The SSE QMC approach is a widely used numerical tool for the calculation of unbiased thermal averages of observables. A large variety of distinct QPTs is potentially accessible by these QMC simulations. We envision that, for all systems that do not suffer from a sign problem, SSE QMC, in combination with appropriate zero-temperature protocols and finite-size scaling, can be used to study how long-range interactions affect QPTs beyond the standard $\mathcal{O}\left(n\right)$-symmetry. The SSE QMC method has also been extended to tackle frustrated systems in a more efficient way [261,262,373]. However, an efficient treatment of both the long-range interaction and frustration has not been introduced yet [32,40]. Reference [374] developed an SSE QMC approach to access the toric code quantum spin liquid regime [55,109,372]. An application of the SSE QMC approach to extended long-range interacting Bose–Hubbard models (see Section 5.5) along the lines of directed loop updates [215,216,217] would also be a natural development. This would enable numerically calculating observables with SSE QMC for ultracold gas experiments with optical lattices. A possible application could be the study of complex crystalline phases and their breakdown in frustrated Bose–Hubbard systems with long-range interactions [64,73,111,230].

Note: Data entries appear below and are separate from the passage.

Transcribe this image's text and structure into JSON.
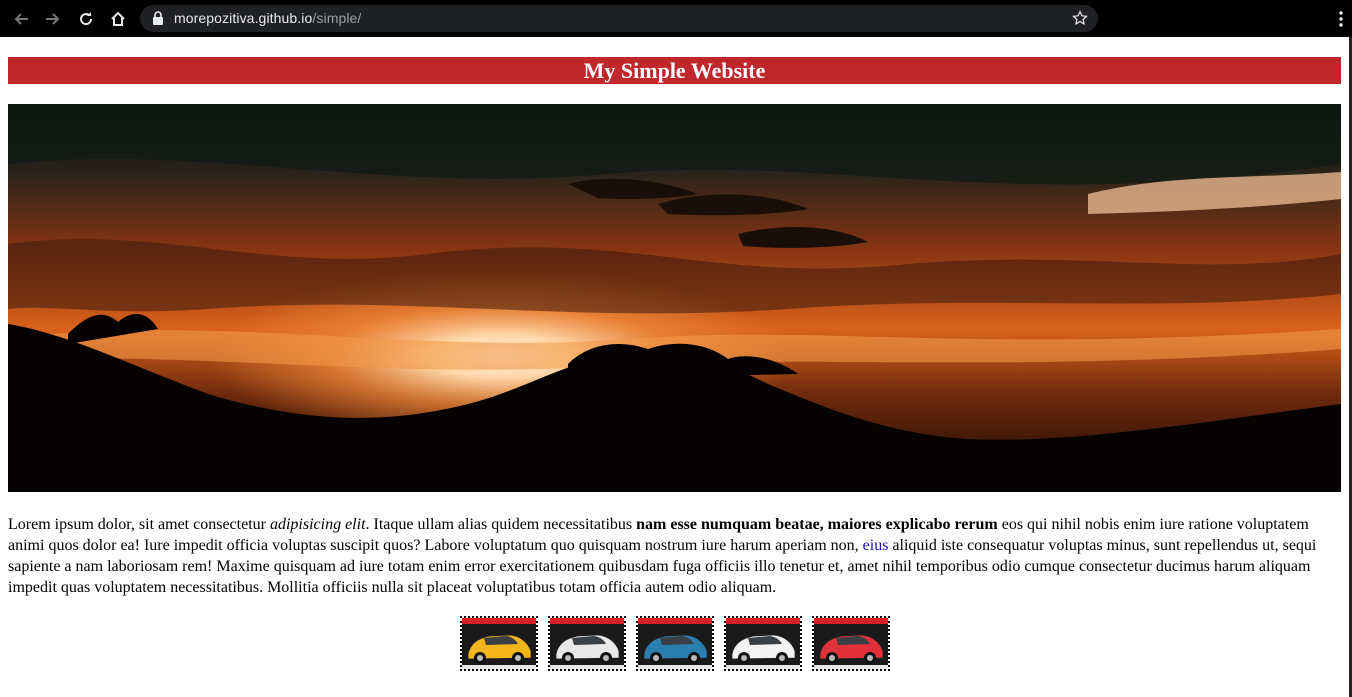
{
  "browser": {
    "url_host": "morepozitiva.github.io",
    "url_path": "/simple/",
    "icons": [
      "back-icon",
      "forward-icon",
      "reload-icon",
      "home-icon",
      "lock-icon",
      "star-icon",
      "menu-icon"
    ]
  },
  "site": {
    "title": "My Simple Website",
    "accent_color": "#c0272d"
  },
  "intro": {
    "part1": "Lorem ipsum dolor, sit amet consectetur ",
    "italic": "adipisicing elit",
    "part2": ". Itaque ullam alias quidem necessitatibus ",
    "bold": "nam esse numquam beatae, maiores explicabo rerum",
    "part3": " eos qui nihil nobis enim iure ratione voluptatem animi quos dolor ea! Iure impedit officia voluptas suscipit quos? Labore voluptatum quo quisquam nostrum iure harum aperiam non, ",
    "link": "eius",
    "part4": " aliquid iste consequatur voluptas minus, sunt repellendus ut, sequi sapiente a nam laboriosam rem! Maxime quisquam ad iure totam enim error exercitationem quibusdam fuga officiis illo tenetur et, amet nihil temporibus odio cumque consectetur ducimus harum aliquam impedit quas voluptatem necessitatibus. Mollitia officiis nulla sit placeat voluptatibus totam officia autem odio aliquam."
  },
  "gallery": {
    "cars": [
      {
        "name": "yellow-car",
        "body": "#f2b51b"
      },
      {
        "name": "white-car",
        "body": "#e9e9e9"
      },
      {
        "name": "blue-car",
        "body": "#2a7fb0"
      },
      {
        "name": "green-white-car",
        "body": "#f4f4f4"
      },
      {
        "name": "red-car",
        "body": "#e0303a"
      }
    ]
  }
}
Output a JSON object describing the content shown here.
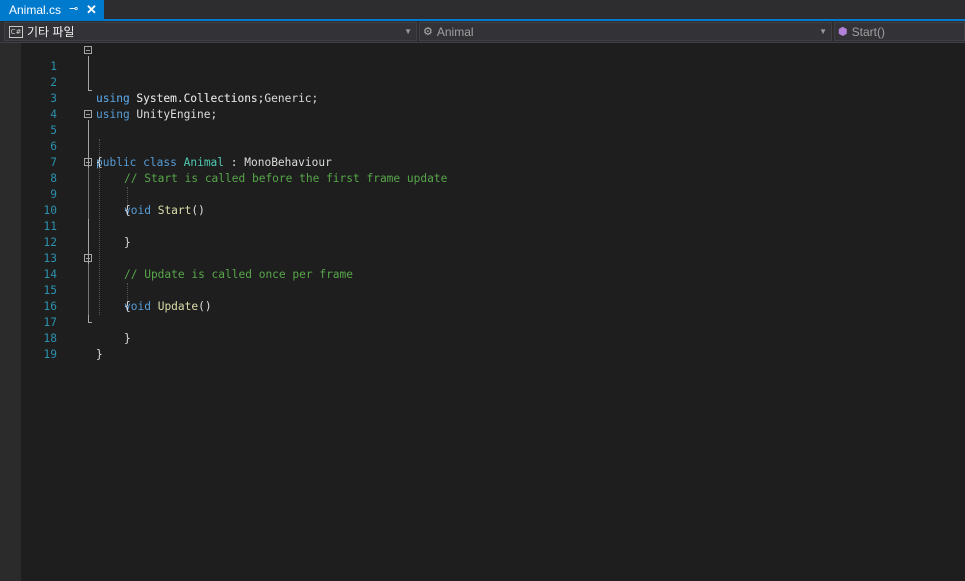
{
  "tab": {
    "title": "Animal.cs",
    "pin_glyph": "⊸",
    "close_glyph": "✕"
  },
  "nav": {
    "project": "기타 파일",
    "project_icon": "C#",
    "type": "Animal",
    "member": "Start()"
  },
  "colors": {
    "accent": "#007acc",
    "keyword": "#569cd6",
    "type": "#4ec9b0",
    "comment": "#57a64a",
    "method": "#dcdcaa",
    "line_number": "#2b91af"
  },
  "code": {
    "l1": {
      "kw": "using",
      "rest": " System.Collections;"
    },
    "l2": {
      "kw": "using",
      "rest": " System.Collections.Generic;"
    },
    "l3": {
      "kw": "using",
      "rest": " UnityEngine;"
    },
    "l5": {
      "kw1": "public",
      "kw2": "class",
      "type": "Animal",
      "sep": " : ",
      "base": "MonoBehaviour"
    },
    "l6": {
      "text": "{"
    },
    "l7": {
      "comment": "// Start is called before the first frame update"
    },
    "l8": {
      "kw": "void",
      "fn": "Start",
      "paren": "()"
    },
    "l9": {
      "text": "{"
    },
    "l11": {
      "text": "}"
    },
    "l13": {
      "comment": "// Update is called once per frame"
    },
    "l14": {
      "kw": "void",
      "fn": "Update",
      "paren": "()"
    },
    "l15": {
      "text": "{"
    },
    "l17": {
      "text": "}"
    },
    "l18": {
      "text": "}"
    }
  },
  "line_numbers": [
    "1",
    "2",
    "3",
    "4",
    "5",
    "6",
    "7",
    "8",
    "9",
    "10",
    "11",
    "12",
    "13",
    "14",
    "15",
    "16",
    "17",
    "18",
    "19"
  ]
}
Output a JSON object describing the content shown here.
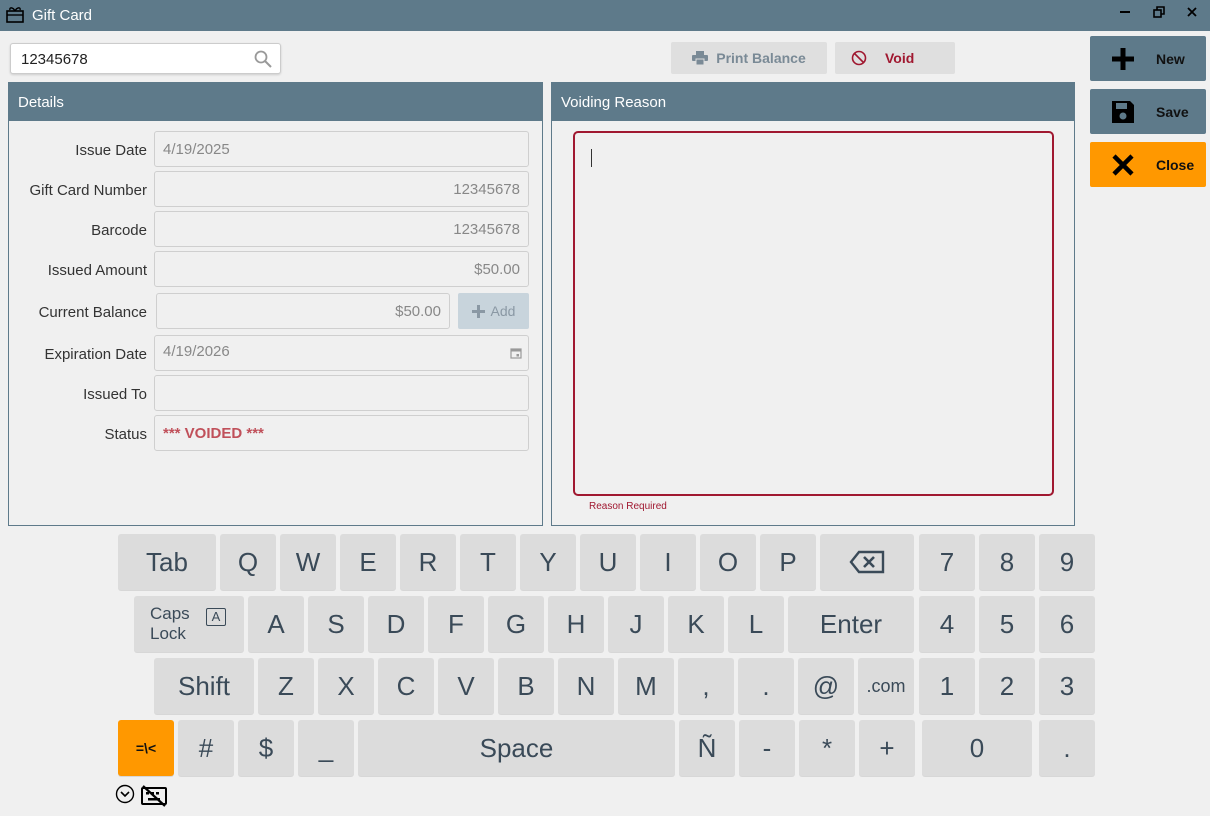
{
  "window": {
    "title": "Gift Card",
    "icons": [
      "gift-card-icon",
      "minimize-icon",
      "restore-icon",
      "close-icon"
    ]
  },
  "search": {
    "value": "12345678",
    "icon": "search-icon"
  },
  "toolbar": {
    "print_balance": "Print Balance",
    "void": "Void"
  },
  "actions": {
    "new": "New",
    "save": "Save",
    "close": "Close"
  },
  "details": {
    "title": "Details",
    "fields": [
      {
        "label": "Issue Date",
        "value": "4/19/2025"
      },
      {
        "label": "Gift Card Number",
        "value": "12345678"
      },
      {
        "label": "Barcode",
        "value": "12345678"
      },
      {
        "label": "Issued Amount",
        "value": "$50.00"
      },
      {
        "label": "Current Balance",
        "value": "$50.00"
      },
      {
        "label": "Expiration Date",
        "value": "4/19/2026"
      },
      {
        "label": "Issued To",
        "value": ""
      },
      {
        "label": "Status",
        "value": "*** VOIDED ***"
      }
    ],
    "add_label": "Add"
  },
  "voiding": {
    "title": "Voiding Reason",
    "value": "",
    "error": "Reason Required"
  },
  "keyboard": {
    "row1": [
      "Tab",
      "Q",
      "W",
      "E",
      "R",
      "T",
      "Y",
      "U",
      "I",
      "O",
      "P",
      "⌫",
      "7",
      "8",
      "9"
    ],
    "row2": [
      "Caps Lock",
      "A",
      "S",
      "D",
      "F",
      "G",
      "H",
      "J",
      "K",
      "L",
      "Enter",
      "4",
      "5",
      "6"
    ],
    "row3": [
      "Shift",
      "Z",
      "X",
      "C",
      "V",
      "B",
      "N",
      "M",
      ",",
      ".",
      "@",
      ".com",
      "1",
      "2",
      "3"
    ],
    "row4": [
      "=\\<",
      "#",
      "$",
      "_",
      "Space",
      "Ñ",
      "-",
      "*",
      "+",
      "0",
      "."
    ],
    "caps_indicator": "A"
  },
  "colors": {
    "header": "#5e7a8a",
    "accent": "#ff9800",
    "error": "#a01830"
  }
}
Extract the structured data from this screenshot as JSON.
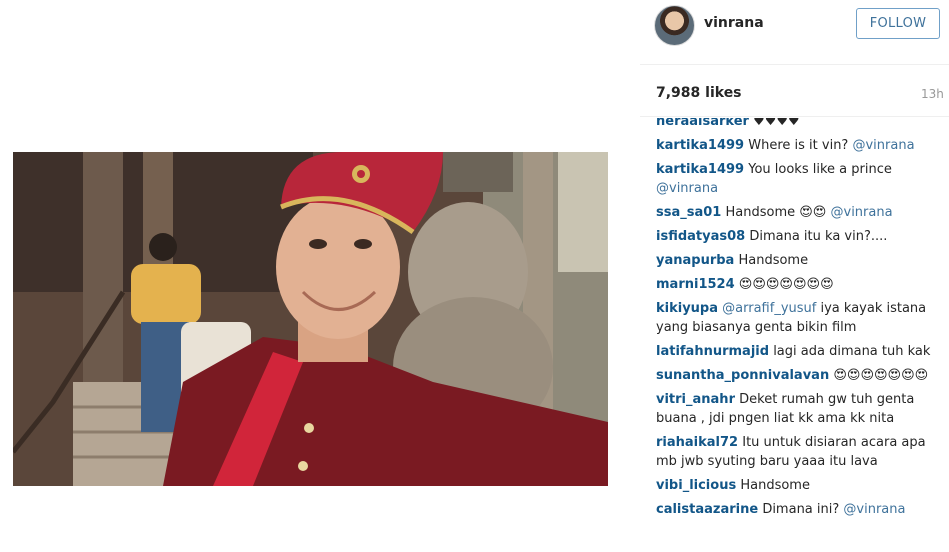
{
  "post": {
    "username": "vinrana",
    "follow_label": "FOLLOW",
    "likes": "7,988 likes",
    "time": "13h"
  },
  "comments": [
    {
      "user": "heraalsarker",
      "text": "♥♥♥♥",
      "mention": ""
    },
    {
      "user": "kartika1499",
      "text": "Where is it vin?",
      "mention": "@vinrana"
    },
    {
      "user": "kartika1499",
      "text": "You looks like a prince",
      "mention": "@vinrana"
    },
    {
      "user": "ssa_sa01",
      "text": "Handsome 😍😍",
      "mention": "@vinrana"
    },
    {
      "user": "isfidatyas08",
      "text": "Dimana itu ka vin?....",
      "mention": ""
    },
    {
      "user": "yanapurba",
      "text": "Handsome",
      "mention": ""
    },
    {
      "user": "marni1524",
      "text": "😍😍😍😍😍😍😍",
      "mention": ""
    },
    {
      "user": "kikiyupa",
      "text": "iya kayak istana yang biasanya genta bikin film",
      "mention": "@arrafif_yusuf"
    },
    {
      "user": "latifahnurmajid",
      "text": "lagi ada dimana tuh kak",
      "mention": ""
    },
    {
      "user": "sunantha_ponnivalavan",
      "text": "😍😍😍😍😍😍😍",
      "mention": ""
    },
    {
      "user": "vitri_anahr",
      "text": "Deket rumah gw tuh genta buana , jdi pngen liat kk ama kk nita",
      "mention": ""
    },
    {
      "user": "riahaikal72",
      "text": "Itu untuk disiaran acara apa mb jwb syuting baru yaaa itu lava",
      "mention": ""
    },
    {
      "user": "vibi_licious",
      "text": "Handsome",
      "mention": ""
    },
    {
      "user": "calistaazarine",
      "text": "Dimana ini?",
      "mention": "@vinrana"
    }
  ],
  "icons": {
    "avatar": "profile-photo",
    "photo": "selfie-photo"
  }
}
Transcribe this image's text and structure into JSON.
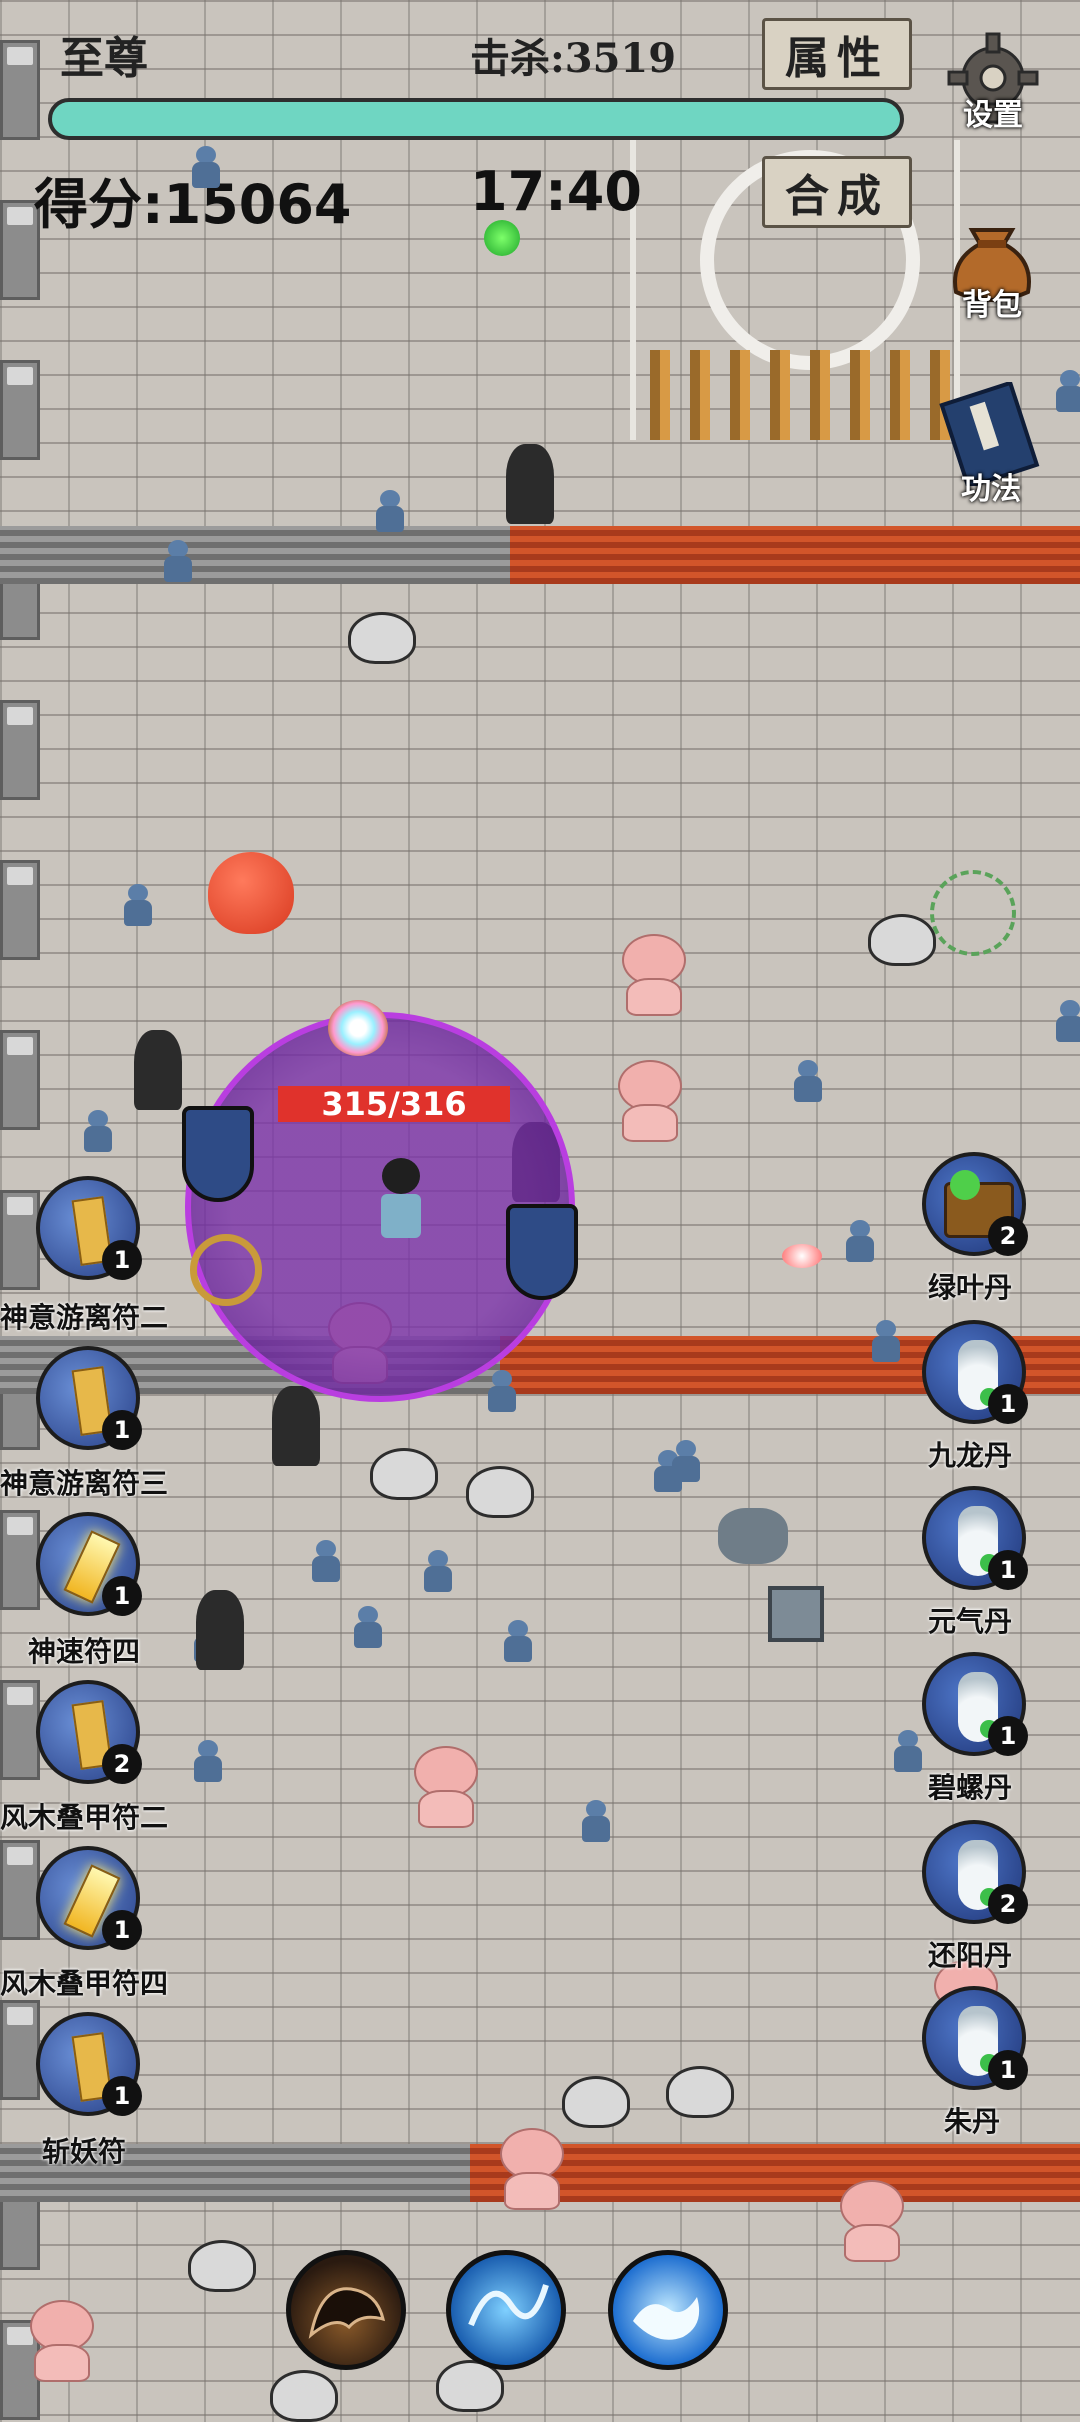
{
  "hud": {
    "rank_title": "至尊",
    "kills_label": "击杀:3519",
    "score_label": "得分:15064",
    "timer": "17:40",
    "hp_percent": 100
  },
  "menu": {
    "attributes_label": "属性",
    "synthesis_label": "合成",
    "settings_label": "设置",
    "backpack_label": "背包",
    "skills_label": "功法"
  },
  "player": {
    "hp_text": "315/316"
  },
  "talismans": [
    {
      "label": "神意游离符二",
      "count": "1"
    },
    {
      "label": "神意游离符三",
      "count": "1"
    },
    {
      "label": "神速符四",
      "count": "1"
    },
    {
      "label": "风木叠甲符二",
      "count": "2"
    },
    {
      "label": "风木叠甲符四",
      "count": "1"
    },
    {
      "label": "斩妖符",
      "count": "1"
    }
  ],
  "pills": [
    {
      "label": "绿叶丹",
      "count": "2"
    },
    {
      "label": "九龙丹",
      "count": "1"
    },
    {
      "label": "元气丹",
      "count": "1"
    },
    {
      "label": "碧螺丹",
      "count": "1"
    },
    {
      "label": "还阳丹",
      "count": "2"
    },
    {
      "label": "朱丹",
      "count": "1"
    }
  ],
  "abilities": [
    {
      "name": "shadow-beast-ability"
    },
    {
      "name": "water-whip-ability"
    },
    {
      "name": "wave-ability"
    }
  ],
  "colors": {
    "hp_bar": "#6fd6c2",
    "aura": "#7a30aa",
    "player_hp_bg": "#e0322c",
    "skill_bg": "#273f86"
  }
}
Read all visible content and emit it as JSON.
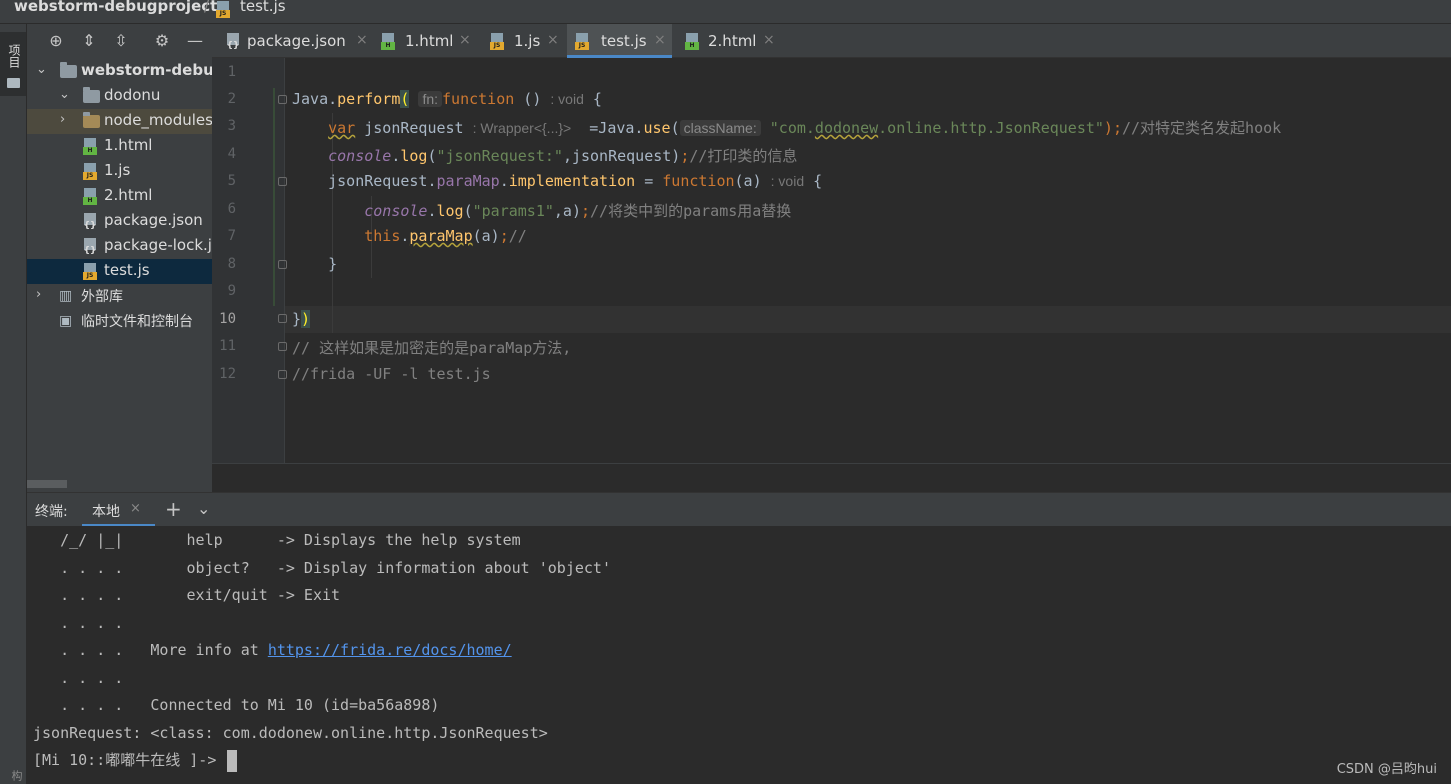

Finally, in the context of the long-range mean-field regime above the upper critical dimension, much research has been conducted regarding finite-size scaling in classical systems [12,13,14,15,16,17,18,19,41,125,128,142,145], including the study of multiplicative logarithmic corrections for the characteristic length scale at the upper critical dimension [17] and the investigation of the role of Fourier modes and boundary conditions [19]. On the contrary, its quantum counterpart has only been treated successfully in recent years [32,34]. In addition to the transfer of established concepts from classical to quantum Q-FSS, one interesting open question is a detailed understanding of the crossover regime between classical and quantum Q-FSS for small temperatures. Even though we focused on the quantum version of the Q-FSS of Ref. [34] due to the quantum nature of the models analysed in this review, the ground work has been conducted by the inventors of classical Q-FSS (Refs. [15,16,17,18,19,41,125]) and, in general, many other researchers who provided valuable insight into the scaling above the upper critical dimension, e.g., Refs. [10,12,13,14,127,128,142]. Overall, it is exciting that the abstract concept of dangerous irrelevant variables and the physics above the upper critical dimension are accessible in quantum–optical platforms realising long-range interactions.